Search code examples
c++set

Efficient & safe intersection of more than two sets


Here is a C++ program which uses std::set_intersection twice to compute the intersection of 3 sets (then prints the result). It produces the expected result 3 but:

  1. Is it safe to pass in 'newset' as both a source & destination set in the second call to set_intersection? As I understand it, with begin() and end() I'm passing references to these sets, so might I end up writing over my input by accident?
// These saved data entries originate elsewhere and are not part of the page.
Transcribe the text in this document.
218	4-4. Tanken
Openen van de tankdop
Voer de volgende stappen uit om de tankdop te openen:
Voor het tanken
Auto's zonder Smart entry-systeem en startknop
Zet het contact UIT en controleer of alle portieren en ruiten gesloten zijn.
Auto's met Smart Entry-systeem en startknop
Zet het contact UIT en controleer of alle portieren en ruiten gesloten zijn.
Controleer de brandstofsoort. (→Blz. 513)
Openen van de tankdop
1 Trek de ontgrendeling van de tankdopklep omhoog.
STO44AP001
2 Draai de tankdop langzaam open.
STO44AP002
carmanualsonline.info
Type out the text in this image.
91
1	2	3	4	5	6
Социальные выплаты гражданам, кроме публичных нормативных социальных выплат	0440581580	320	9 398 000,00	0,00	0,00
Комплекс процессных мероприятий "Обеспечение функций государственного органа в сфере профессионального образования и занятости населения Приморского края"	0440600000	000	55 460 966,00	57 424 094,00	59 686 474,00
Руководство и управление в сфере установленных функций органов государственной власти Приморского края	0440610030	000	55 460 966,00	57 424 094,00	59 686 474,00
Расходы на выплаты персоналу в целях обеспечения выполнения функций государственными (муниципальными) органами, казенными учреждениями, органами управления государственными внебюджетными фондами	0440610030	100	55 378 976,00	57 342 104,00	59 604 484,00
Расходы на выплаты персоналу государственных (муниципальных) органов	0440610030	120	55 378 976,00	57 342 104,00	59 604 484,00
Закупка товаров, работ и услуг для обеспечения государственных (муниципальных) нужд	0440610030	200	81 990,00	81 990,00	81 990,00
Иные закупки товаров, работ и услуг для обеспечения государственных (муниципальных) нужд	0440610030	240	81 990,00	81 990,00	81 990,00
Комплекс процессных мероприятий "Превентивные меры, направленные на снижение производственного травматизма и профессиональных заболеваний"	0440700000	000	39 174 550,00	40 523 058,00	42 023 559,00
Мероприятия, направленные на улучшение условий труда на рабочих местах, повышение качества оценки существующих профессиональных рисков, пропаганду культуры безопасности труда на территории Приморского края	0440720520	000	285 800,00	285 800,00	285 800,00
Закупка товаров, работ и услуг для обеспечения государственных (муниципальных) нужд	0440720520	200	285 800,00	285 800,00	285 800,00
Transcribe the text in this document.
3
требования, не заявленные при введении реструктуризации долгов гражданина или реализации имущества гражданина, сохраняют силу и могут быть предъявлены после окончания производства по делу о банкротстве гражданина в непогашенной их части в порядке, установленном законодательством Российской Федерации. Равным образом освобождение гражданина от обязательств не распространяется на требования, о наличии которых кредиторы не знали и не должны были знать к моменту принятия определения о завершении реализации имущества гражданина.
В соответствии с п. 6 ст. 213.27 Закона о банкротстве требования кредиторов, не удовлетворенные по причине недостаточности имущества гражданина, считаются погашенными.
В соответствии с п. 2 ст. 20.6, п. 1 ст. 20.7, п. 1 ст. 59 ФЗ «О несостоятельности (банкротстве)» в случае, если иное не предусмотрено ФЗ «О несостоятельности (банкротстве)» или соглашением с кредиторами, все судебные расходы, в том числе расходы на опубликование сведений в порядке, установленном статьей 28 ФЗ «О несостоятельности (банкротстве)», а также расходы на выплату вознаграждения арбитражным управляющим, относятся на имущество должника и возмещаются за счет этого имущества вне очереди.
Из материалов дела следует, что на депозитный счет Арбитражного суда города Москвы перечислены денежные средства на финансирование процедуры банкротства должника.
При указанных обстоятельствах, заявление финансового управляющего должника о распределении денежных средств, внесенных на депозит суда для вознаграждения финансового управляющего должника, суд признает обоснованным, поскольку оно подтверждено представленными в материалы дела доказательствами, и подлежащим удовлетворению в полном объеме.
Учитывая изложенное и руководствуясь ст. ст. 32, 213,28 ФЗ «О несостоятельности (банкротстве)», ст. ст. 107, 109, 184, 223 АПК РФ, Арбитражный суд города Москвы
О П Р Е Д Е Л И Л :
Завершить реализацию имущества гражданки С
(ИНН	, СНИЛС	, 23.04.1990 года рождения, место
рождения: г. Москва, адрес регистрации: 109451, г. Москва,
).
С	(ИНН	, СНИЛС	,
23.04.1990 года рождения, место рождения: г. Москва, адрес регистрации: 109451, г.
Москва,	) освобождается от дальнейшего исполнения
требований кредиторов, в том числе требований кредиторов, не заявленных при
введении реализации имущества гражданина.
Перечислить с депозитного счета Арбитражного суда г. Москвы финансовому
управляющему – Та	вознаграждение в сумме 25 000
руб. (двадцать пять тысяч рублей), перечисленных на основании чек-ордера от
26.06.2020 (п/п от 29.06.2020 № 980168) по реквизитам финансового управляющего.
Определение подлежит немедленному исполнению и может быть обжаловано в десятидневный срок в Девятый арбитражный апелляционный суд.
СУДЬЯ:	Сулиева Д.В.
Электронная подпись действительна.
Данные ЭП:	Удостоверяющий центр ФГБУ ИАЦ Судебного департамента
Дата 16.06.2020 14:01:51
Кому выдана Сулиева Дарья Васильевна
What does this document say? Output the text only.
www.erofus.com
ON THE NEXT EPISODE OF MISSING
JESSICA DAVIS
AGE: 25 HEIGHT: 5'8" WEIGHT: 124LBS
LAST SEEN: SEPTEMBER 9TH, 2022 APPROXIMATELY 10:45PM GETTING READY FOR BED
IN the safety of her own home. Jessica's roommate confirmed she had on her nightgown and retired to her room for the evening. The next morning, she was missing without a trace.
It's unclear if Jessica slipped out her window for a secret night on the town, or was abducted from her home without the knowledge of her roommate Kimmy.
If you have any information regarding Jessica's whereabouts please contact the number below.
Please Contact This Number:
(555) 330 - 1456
  2. Is there a more efficient approach here? Should I iterate over my sets in ascending size order? Is there any advantage in rolling my own multi-set intersection as opposed to multiple calls to std::set_intersection?

#include <algorithm>
#include <iostream>
#include <set>

int main()
{
    std::set<int> set_1 = {1,2,3}, set_2 = {2,3}, set_3 = {3}, newset;
    
    std::set_intersection(set_1.begin(), set_1.end(),
                  set_2.begin(), set_2.end(),
                  std::inserter(newset, newset.begin()));

    std::set_intersection(newset.begin(), newset.end(),
                  set_3.begin(), set_3.end(),
                  std::inserter(newset, newset.begin()));

    for(std::set<int>::iterator it = newset.begin(); it != newset.end(); it++){
        std::cout << *it;
    }
    std::cout << std::endl;
    
    return 0;
}

Solution

  • As you can read on cppreference,

    [...] The resulting range cannot overlap with either of the input ranges.

    so you're in undefined behavior land.

    As a proof by verification of this, I can tell you that I've copied your code, compiled it, run it, and for me it prints 23, so your correct result is just a coincidence.

    Therefore, it looks like to have to rely on another temporary.

    The STL doesn't seem to contain a solution for intersecting more than two sets, and you can't even use std::set_intersection in a nested fashion (e.g. result = my_set_intersection(set_1, my_set_intersection(set_2,set_3)), the reason being pretty simple: the algorithm's interface is "tainted" by iterators, i.e. it takes begin and end iterators to the sets, rather than the sets themselves as inputs; and it also returns an iterator.

    Porbably Boost has something useful, but I haven't found it yet.